Nos instalamos al lado de la estación de metro
de la calle Park y allí, Jerry, de improviso, colocó un cartel que decía
VENTA DE LIBROS NUEVOS FIRMADOS POR EL
AUTOR. Así volví de nuevo al negocio de los libros.
Si
he de serles sinceros, el negocio para Jerry no iba más allá que de vender unos
cuantos ejemplares de su libro El nido
y, de propina, él le regalaba otro al comprador.
De
aquella experiencia, lo más bonito quizás, es que los amigos de Jerry y los
curiosos que se paraban en el puesto,
todos, mostraban un gran interés por mí, y hasta alguno se llegó a despedir de
mí con un hasta luego, tío. Era gente
variopinta, eso sí.
Cuántos
y qué buenos momentos vivimos juntos Jerry y yo: aquellos desayunos de café con leche y leer a un tiempo los dos
el periódico, como el día que él afirmó que se avergonzaba de su condición
humana, por las cosas de los nazis; las cenas, con nuestro plato favorito de
estofado de ternera que Jerry solía acompañar con un arroz preparado por él
mismo; aquellas veladas de los dos en el viejo sillón de cuero escuchando
música de Charlie Parker y Billie Holliday; tomándonos nuestros vinitos en el
mismo vaso, porque yo no tenía; los dos medio borrachos o borrachos enteros, yo
cayéndome en su regazo y Jerry, cariñoso, riéndose a carcajadas
Llegado
el mes de octubre, no sé por qué, me dio por pensar en la muerte, y me
preguntaba qué podría ocurrir si Jerry llegara a casa una tarde y me encontraba
muerto: ¿qué haría?, ¿me tiraría a la basura cogiéndome de la cola?, ¿y qué
otra cosa podría hacer? Desde luego que odiaba la idea de que me agarrasen por
la cola y me tiraran a la basura.
La muerte siempre acecha, por desgracia. Una
noche, despierto yo en mi caja y
hablando conmigo mismo, esperando como acostumbraba la llegada de Jerry, pues
siempre solía hablarme un rato sentado en el borde de su cama, escuché el
característico chirriar del portal abriéndose y cerrándose, los pasos de Jerry
tan familiares subiendo los primeros peldaños, el silencio de cuando descansaba
en el primer rellano, luego ya casi llegando a casa, y más tarde el ruido, el
tremendo ruido cuando una persona se cae escaleras abajo.
¡Qué
desesperación la mía por no poder ayudar a Jerry! Al final, desde mi Globo, en
la librería, al día siguiente, me pude enterar que le había dado un ataque al
corazón, pero que estaba vivo, aunque dos semanas más tarde, desgraciadamente,
escondido debajo del fregadero, vi llegar a los padres de Jerry y a un supuesto
hermano, que no se interesaron sino por una caja de zapatos llena de cartas,
que leyeron porque eran sus propias palabras.

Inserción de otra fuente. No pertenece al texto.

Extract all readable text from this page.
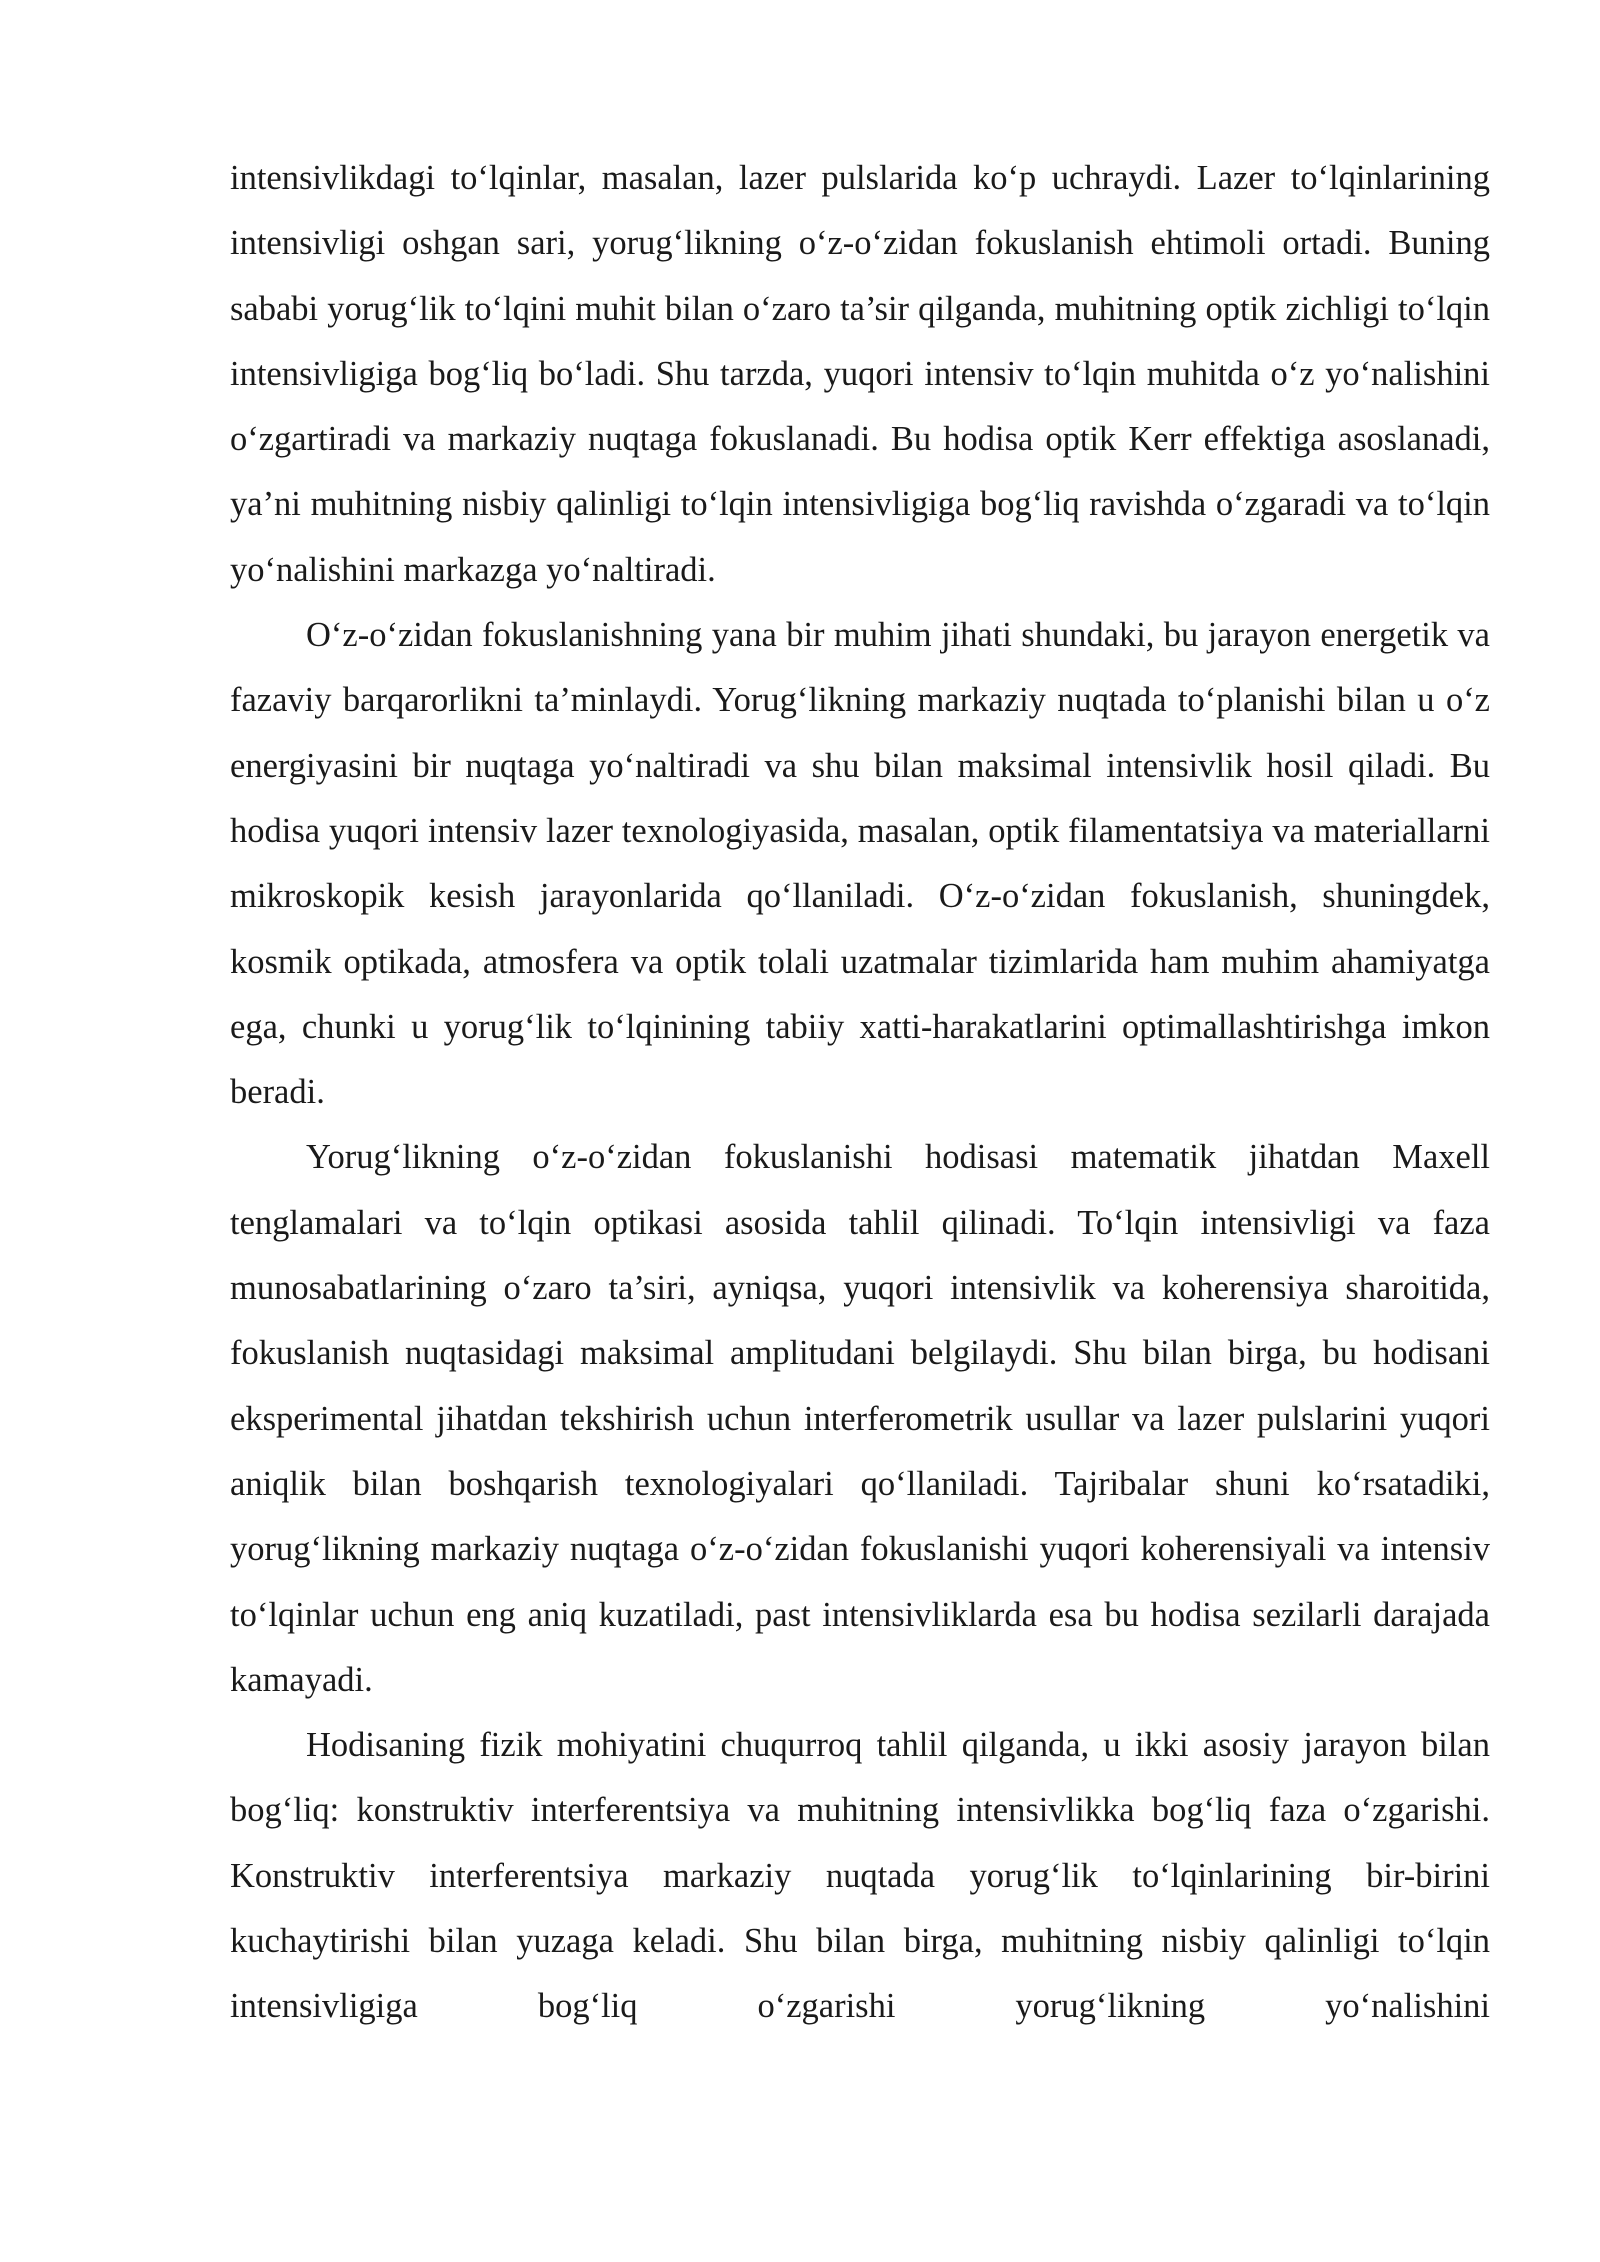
intensivlikdagi to‘lqinlar, masalan, lazer pulslarida ko‘p uchraydi. Lazer to‘lqinlarining intensivligi oshgan sari, yorug‘likning o‘z-o‘zidan fokuslanish ehtimoli ortadi. Buning sababi yorug‘lik to‘lqini muhit bilan o‘zaro ta’sir qilganda, muhitning optik zichligi to‘lqin intensivligiga bog‘liq bo‘ladi. Shu tarzda, yuqori intensiv to‘lqin muhitda o‘z yo‘nalishini o‘zgartiradi va markaziy nuqtaga fokuslanadi. Bu hodisa optik Kerr effektiga asoslanadi, ya’ni muhitning nisbiy qalinligi to‘lqin intensivligiga bog‘liq ravishda o‘zgaradi va to‘lqin yo‘nalishini markazga yo‘naltiradi.

O‘z-o‘zidan fokuslanishning yana bir muhim jihati shundaki, bu jarayon energetik va fazaviy barqarorlikni ta’minlaydi. Yorug‘likning markaziy nuqtada to‘planishi bilan u o‘z energiyasini bir nuqtaga yo‘naltiradi va shu bilan maksimal intensivlik hosil qiladi. Bu hodisa yuqori intensiv lazer texnologiyasida, masalan, optik filamentatsiya va materiallarni mikroskopik kesish jarayonlarida qo‘llaniladi. O‘z-o‘zidan fokuslanish, shuningdek, kosmik optikada, atmosfera va optik tolali uzatmalar tizimlarida ham muhim ahamiyatga ega, chunki u yorug‘lik to‘lqinining tabiiy xatti-harakatlarini optimallashtirishga imkon beradi.

Yorug‘likning o‘z-o‘zidan fokuslanishi hodisasi matematik jihatdan Maxell tenglamalari va to‘lqin optikasi asosida tahlil qilinadi. To‘lqin intensivligi va faza munosabatlarining o‘zaro ta’siri, ayniqsa, yuqori intensivlik va koherensiya sharoitida, fokuslanish nuqtasidagi maksimal amplitudani belgilaydi. Shu bilan birga, bu hodisani eksperimental jihatdan tekshirish uchun interferometrik usullar va lazer pulslarini yuqori aniqlik bilan boshqarish texnologiyalari qo‘llaniladi. Tajribalar shuni ko‘rsatadiki, yorug‘likning markaziy nuqtaga o‘z-o‘zidan fokuslanishi yuqori koherensiyali va intensiv to‘lqinlar uchun eng aniq kuzatiladi, past intensivliklarda esa bu hodisa sezilarli darajada kamayadi.

Hodisaning fizik mohiyatini chuqurroq tahlil qilganda, u ikki asosiy jarayon bilan bog‘liq: konstruktiv interferentsiya va muhitning intensivlikka bog‘liq faza o‘zgarishi. Konstruktiv interferentsiya markaziy nuqtada yorug‘lik to‘lqinlarining bir-birini kuchaytirishi bilan yuzaga keladi. Shu bilan birga, muhitning nisbiy qalinligi to‘lqin intensivligiga bog‘liq o‘zgarishi yorug‘likning yo‘nalishini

A partir de aquel momento,
sinceramente, me percaté de la desgracia que supone estar solo en la vida.
3 comentarios:
Bellísimo relato, amigo. Todos somos, de una forma u otra, ratones que nos vamos alimentando de lo que nos va llegando... El caso es elegir bien el "alimento".
Un abrazo
kñt
Desde luego que sí, querido Alberto.
Un abrazo,
¡Un texto precioso el que has escrito Antolín! Me leeré Firmin sin dudarlo un instante. Gracias.